We are a private, nonprofit organization dedicated to future care planning for disabled adults due to mental illness. Incorporated in 1999, PLAN was formed by a group of families with disabled family members — mostly sons and daughters — concerned about who would care for their disabled dependents when they were no longer able to do so themselves.

PLAN of Central Ohio offers an activities program where clients can form friendships, practice social skills and just have fun. We meet two times a month, transporting clients to and from each activity. Our case manager/client ratio is approximately 1 to 5 to provide a safe, supervised outing. Our program includes casual dinners at inexpensive restaurants, outings to movies and trips to local places of interest.  We have been able to continue our activities program in a safe, socially-distanced way, despite the COVID-19 epidemic.  We also offer Zoom-based activities to meet the needs of those who do not wish to be out and about in these unprecedented times.
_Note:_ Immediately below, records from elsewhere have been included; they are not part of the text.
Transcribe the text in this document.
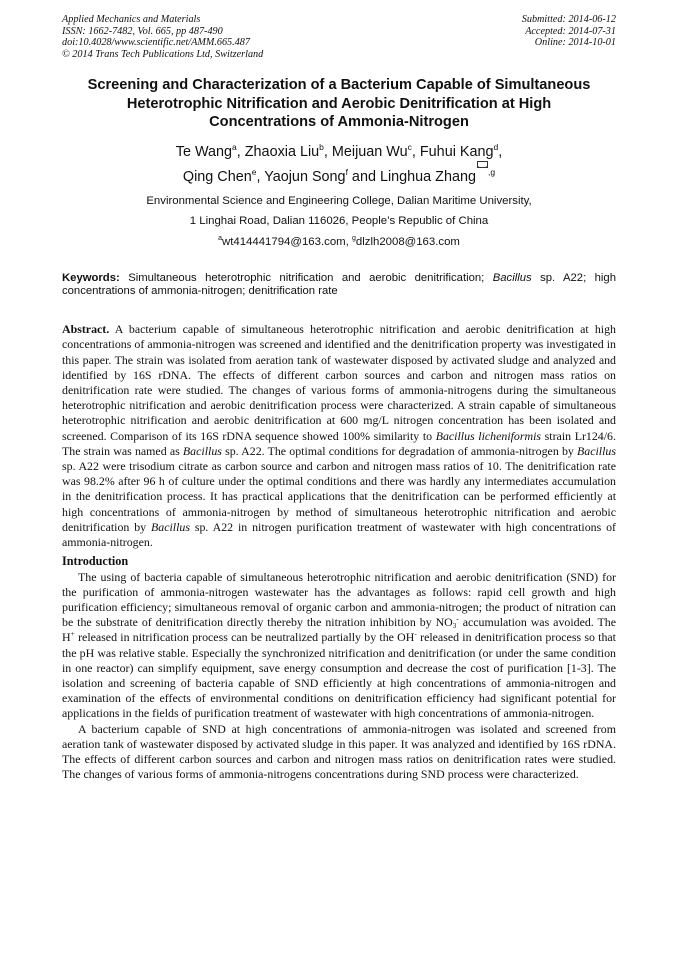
Applied Mechanics and Materials
ISSN: 1662-7482, Vol. 665, pp 487-490
doi:10.4028/www.scientific.net/AMM.665.487
© 2014 Trans Tech Publications Ltd, Switzerland
Submitted: 2014-06-12
Accepted: 2014-07-31
Online: 2014-10-01
Screening and Characterization of a Bacterium Capable of Simultaneous
Heterotrophic Nitrification and Aerobic Denitrification at High
Concentrations of Ammonia-Nitrogen
Te Wang$^a$, Zhaoxia Liu$^b$, Meijuan Wu$^c$, Fuhui Kang$^d$,
Qing Chen$^e$, Yaojun Song$^f$ and Linghua Zhang $^{,g}$
Environmental Science and Engineering College, Dalian Maritime University,
1 Linghai Road, Dalian 116026, People’s Republic of China
$^a$wt414441794@163.com, $^g$dlzlh2008@163.com
Keywords: Simultaneous heterotrophic nitrification and aerobic denitrification; Bacillus sp. A22; high concentrations of ammonia-nitrogen; denitrification rate
Abstract. A bacterium capable of simultaneous heterotrophic nitrification and aerobic denitrification at high concentrations of ammonia-nitrogen was screened and identified and the denitrification property was investigated in this paper. The strain was isolated from aeration tank of wastewater disposed by activated sludge and analyzed and identified by 16S rDNA. The effects of different carbon sources and carbon and nitrogen mass ratios on denitrification rate were studied. The changes of various forms of ammonia-nitrogens during the simultaneous heterotrophic nitrification and aerobic denitrification process were characterized. A strain capable of simultaneous heterotrophic nitrification and aerobic denitrification at 600 mg/L nitrogen concentration has been isolated and screened. Comparison of its 16S rDNA sequence showed 100% similarity to Bacillus licheniformis strain Lr124/6. The strain was named as Bacillus sp. A22. The optimal conditions for degradation of ammonia-nitrogen by Bacillus sp. A22 were trisodium citrate as carbon source and carbon and nitrogen mass ratios of 10. The denitrification rate was 98.2% after 96 h of culture under the optimal conditions and there was hardly any intermediates accumulation in the denitrification process. It has practical applications that the denitrification can be performed efficiently at high concentrations of ammonia-nitrogen by method of simultaneous heterotrophic nitrification and aerobic denitrification by Bacillus sp. A22 in nitrogen purification treatment of wastewater with high concentrations of ammonia-nitrogen.
Introduction
The using of bacteria capable of simultaneous heterotrophic nitrification and aerobic denitrification (SND) for the purification of ammonia-nitrogen wastewater has the advantages as follows: rapid cell growth and high purification efficiency; simultaneous removal of organic carbon and ammonia-nitrogen; the product of nitration can be the substrate of denitrification directly thereby the nitration inhibition by $NO_3^-$ accumulation was avoided. The H+ released in nitrification process can be neutralized partially by the OH- released in denitrification process so that the pH was relative stable. Especially the synchronized nitrification and denitrification (or under the same condition in one reactor) can simplify equipment, save energy consumption and decrease the cost of purification [1-3]. The isolation and screening of bacteria capable of SND efficiently at high concentrations of ammonia-nitrogen and examination of the effects of environmental conditions on denitrification efficiency had significant potential for applications in the fields of purification treatment of wastewater with high concentrations of ammonia-nitrogen.
A bacterium capable of SND at high concentrations of ammonia-nitrogen was isolated and screened from aeration tank of wastewater disposed by activated sludge in this paper. It was analyzed and identified by 16S rDNA. The effects of different carbon sources and carbon and nitrogen mass ratios on denitrification rates were studied. The changes of various forms of ammonia-nitrogens concentrations during SND process were characterized.
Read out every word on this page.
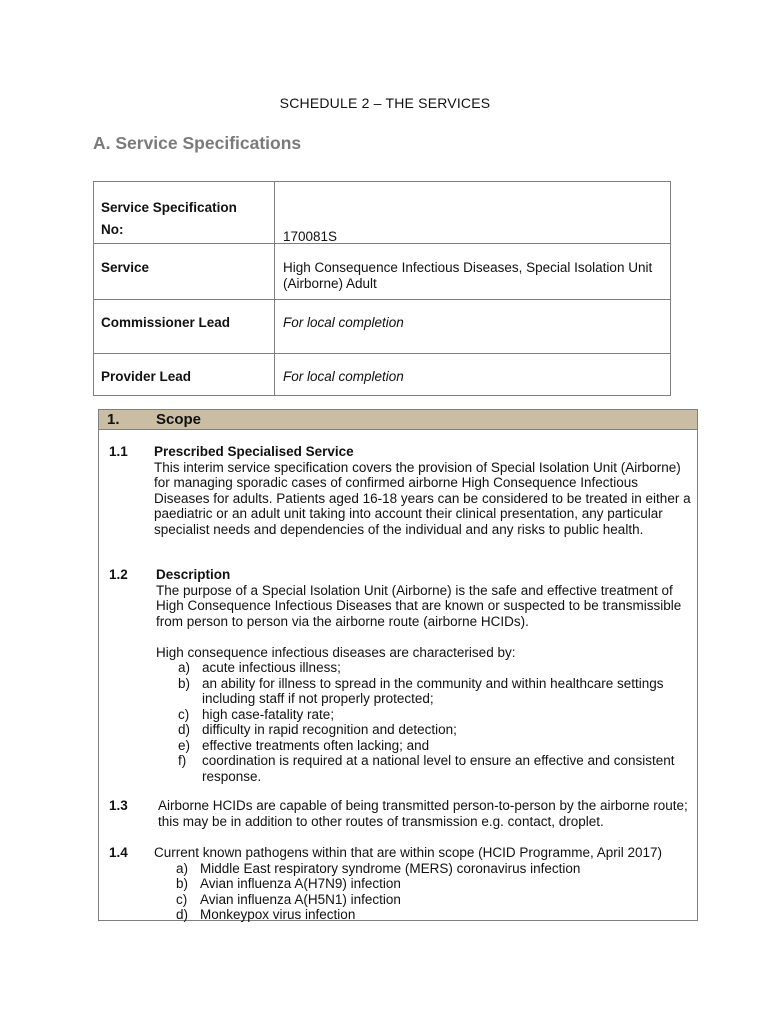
SCHEDULE 2 – THE SERVICES
A. Service Specifications
Service Specification No:	170081S

Service	High Consequence Infectious Diseases, Special Isolation Unit (Airborne) Adult

Commissioner Lead	For local completion

Provider Lead	For local completion
1. Scope
1.1 Prescribed Specialised Service
This interim service specification covers the provision of Special Isolation Unit (Airborne) for managing sporadic cases of confirmed airborne High Consequence Infectious Diseases for adults. Patients aged 16-18 years can be considered to be treated in either a paediatric or an adult unit taking into account their clinical presentation, any particular specialist needs and dependencies of the individual and any risks to public health.
1.2 Description
The purpose of a Special Isolation Unit (Airborne) is the safe and effective treatment of High Consequence Infectious Diseases that are known or suspected to be transmissible from person to person via the airborne route (airborne HCIDs).
High consequence infectious diseases are characterised by:
a) acute infectious illness;
b) an ability for illness to spread in the community and within healthcare settings including staff if not properly protected;
c) high case-fatality rate;
d) difficulty in rapid recognition and detection;
e) effective treatments often lacking; and
f) coordination is required at a national level to ensure an effective and consistent response.
1.3 Airborne HCIDs are capable of being transmitted person-to-person by the airborne route; this may be in addition to other routes of transmission e.g. contact, droplet.
1.4 Current known pathogens within that are within scope (HCID Programme, April 2017)
a) Middle East respiratory syndrome (MERS) coronavirus infection
b) Avian influenza A(H7N9) infection
c) Avian influenza A(H5N1) infection
d) Monkeypox virus infection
Frequently Asked Questions


How long have you been around?

We were formed in 1999 by a group of families with disabled family members.

What is your mission?

PLAN of Central Ohio’s mission is to provide enhanced quality of life for individuals with mental illness.

What do your services consist of?

We provide a once weekly lunch club that is socially distanced and in person.  We also provide Zoom care coordination to address concerns that arise in individuals and their care as well as concierge support as needed should an individual need groceries or assistance with daily activities or crisis navigation.  Additionally, we provide zoom classes monthly in the form of yoga, movement, music appreciation, and fun facts to encourage socialization. We provide supplemental care coordination when individual needs “fall through the safety net” and support to families who are experiencing caregiver burnout.

What is Zoom care coordination?

When an individual needs someone to talk to in a time of need they can access our care coordinators via phone or Zoom. Talks can range from simple process sessions designed to address current stressors and concerns to support needs during times of crisis. We have transported clients for emergency psychiatric evaluation.  We deliver groceries and help with pet care.  We deliver meals from restaurants so that our client’s needs during COVID-19 are respected.

What is private pay mental health home care

The services we provide could easily fall under this umbrella and are designed for individuals who do not meet Medicaid criteria for case management services.

How do you get your referrals?

We get referrals from attorney who work as conservators for disabled individuals as well as family and friends who are interested in additional support for their loved one.

How do you address caregiver burnout?

We hold annual caregiver support workshops for caregivers of disabled adults.  These workshops offer a great deal of education on mental health first aid and burnout.  We offer a safe forum for caregivers to discuss their concerns and receive supportive feedback from others navigating the same issues.

What does a typical Plan client look like?

Our clients come from families who are seeking additional support in the form of structured activities to improve quality of life in the individual.

Who can become a member? 

Families, friends, potential and active clients who would like to access our services.

What is included in membership? 

There is an annual fee that allows individuals and their supports access to our programming.  To participate in lunch club and receive care coordination services there is an additional fee of $30.00 per hour plus mileage.

What are you doing to address COVID-19 in terms of your programming?

We are committed to ensuring that our activities are safe and socially distanced when meeting in person and provide the bulk of our content via Zoom to make sure that the needs of our clients and staff are respected.